Even with the right measures in place for employee and user access, it’s absolutely essential for companies of all sizes to have strong passwords and ensure their employees understand the importance of doing so.

A company may have the best security technology and measures in place, but if passwords aren’t strong or there isn’t a comprehensive password management process in place, there are potential risks.

Some of the biggest weaknesses even large corporations have regarding their IT security are their employees’ passwords.

So, what can be done to reduce the risk? The following are some key tips to help create an employee password policy that works.

Have a Written Policy

The most important thing businesses can do is write out their password policy, just as they would with any other policy.

The password policy needs to be clear and concise but also detailed.

Written policies are one of the best ways to make sure that everyone follows them because there’s no room for lack of clarity.

A password policy needs to have no gray area, and there are templates that can be followed from organizations like the Society for Human Resource Management. The SHRM template includes a defined objective, scope and outlines procedures that are to be followed.

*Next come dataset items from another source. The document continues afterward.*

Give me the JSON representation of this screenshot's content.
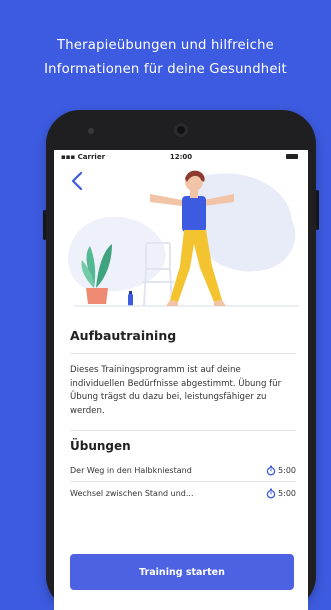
{
  "headline": {
    "line1": "Therapieübungen und hilfreiche",
    "line2": "Informationen für deine Gesundheit"
  },
  "statusbar": {
    "carrier": "Carrier",
    "time": "12:00"
  },
  "detail": {
    "title": "Aufbautraining",
    "description": "Dieses Trainingsprogramm ist auf deine individuellen Bedürfnisse abgestimmt. Übung für Übung trägst du dazu bei, leistungsfähiger zu werden.",
    "section_title": "Übungen",
    "exercises": [
      {
        "name": "Der Weg in den Halbkniestand",
        "duration": "5:00"
      },
      {
        "name": "Wechsel zwischen Stand und...",
        "duration": "5:00"
      }
    ],
    "cta_label": "Training starten"
  },
  "colors": {
    "background": "#3d5be0",
    "accent": "#4c62e3",
    "shirt": "#3d5be0",
    "pants": "#f4c430"
  },
  "icons": {
    "back": "chevron-left-icon",
    "duration": "stopwatch-icon"
  }
}
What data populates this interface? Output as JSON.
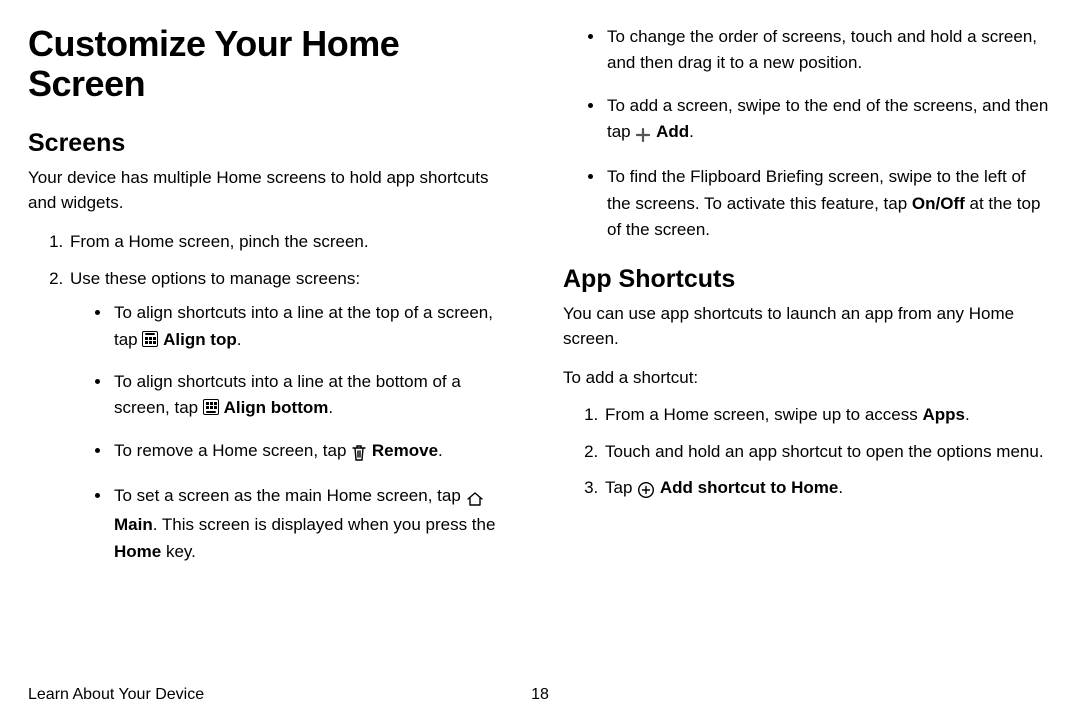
{
  "title": "Customize Your Home Screen",
  "footer_section": "Learn About Your Device",
  "footer_page": "18",
  "left": {
    "h2": "Screens",
    "intro": "Your device has multiple Home screens to hold app shortcuts and widgets.",
    "step1": "From a Home screen, pinch the screen.",
    "step2": "Use these options to manage screens:",
    "b1_pre": "To align shortcuts into a line at the top of a screen, tap ",
    "b1_bold": "Align top",
    "b2_pre": "To align shortcuts into a line at the bottom of a screen, tap ",
    "b2_bold": "Align bottom",
    "b3_pre": "To remove a Home screen, tap ",
    "b3_bold": "Remove",
    "b4_pre": "To set a screen as the main Home screen, tap ",
    "b4_bold": "Main",
    "b4_post1": ". This screen is displayed when you press the ",
    "b4_bold2": "Home",
    "b4_post2": " key."
  },
  "right": {
    "b5": "To change the order of screens, touch and hold a screen, and then drag it to a new position.",
    "b6_pre": "To add a screen, swipe to the end of the screens, and then tap ",
    "b6_bold": "Add",
    "b7_pre": "To find the Flipboard Briefing screen, swipe to the left of the screens. To activate this feature, tap ",
    "b7_bold": "On/Off",
    "b7_post": " at the top of the screen.",
    "h2b": "App Shortcuts",
    "intro2": "You can use app shortcuts to launch an app from any Home screen.",
    "lead": "To add a shortcut:",
    "s1_pre": "From a Home screen, swipe up to access ",
    "s1_bold": "Apps",
    "s2": "Touch and hold an app shortcut to open the options menu.",
    "s3_pre": "Tap ",
    "s3_bold": "Add shortcut to Home"
  }
}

It also features strict guidelines as to how to construct passwords, and what differentiates a weak versus a strong password.

Of course, it can’t be so complex that employees feel that it’s a burden to follow the policy. There needs to be a balance between security and realistic expectations.

Focus on the Entire Password Lifecycle

Even when employees are aware of how to create a strong password, it’s meaningless if they don’t know how to manage it.

Password policies need to address not just how to set up strong passwords, but how to avoid things like phishing attacks, which are one of the most common cyber attacks employees face.

External threats are constantly changing and evolving, so it’s the responsibility of businesses to make sure they update policies frequently to address these changes.


It’s not enough to just have a written policy in place—employees need to be trained on compliance and how to recognize and report potential threats or attacks. Employees should be trained on these topics not only during onboarding but throughout their time at a company.

Just as policies should be updated to reflect changing threats, so should training.

A lot of employees fall prey to phishing and other attacks simply because they don’t know the risks, and they don’t know what to watch for, but this is easy to deal with if companies focus on training and regularly keeping these topics at the forefront of discussion with employees.

Training needs to include detecting threats and the protocols that should be followed if a suspected threat is detected.

Finally, it’s so important for companies to be proactive when it comes to all issues relating to passwords and security. Buy-in needs to begin at the top to ensure that employees see how important passwords and IT security are to everyone within an organization. It needs to be reinforced often, and always be a top priority.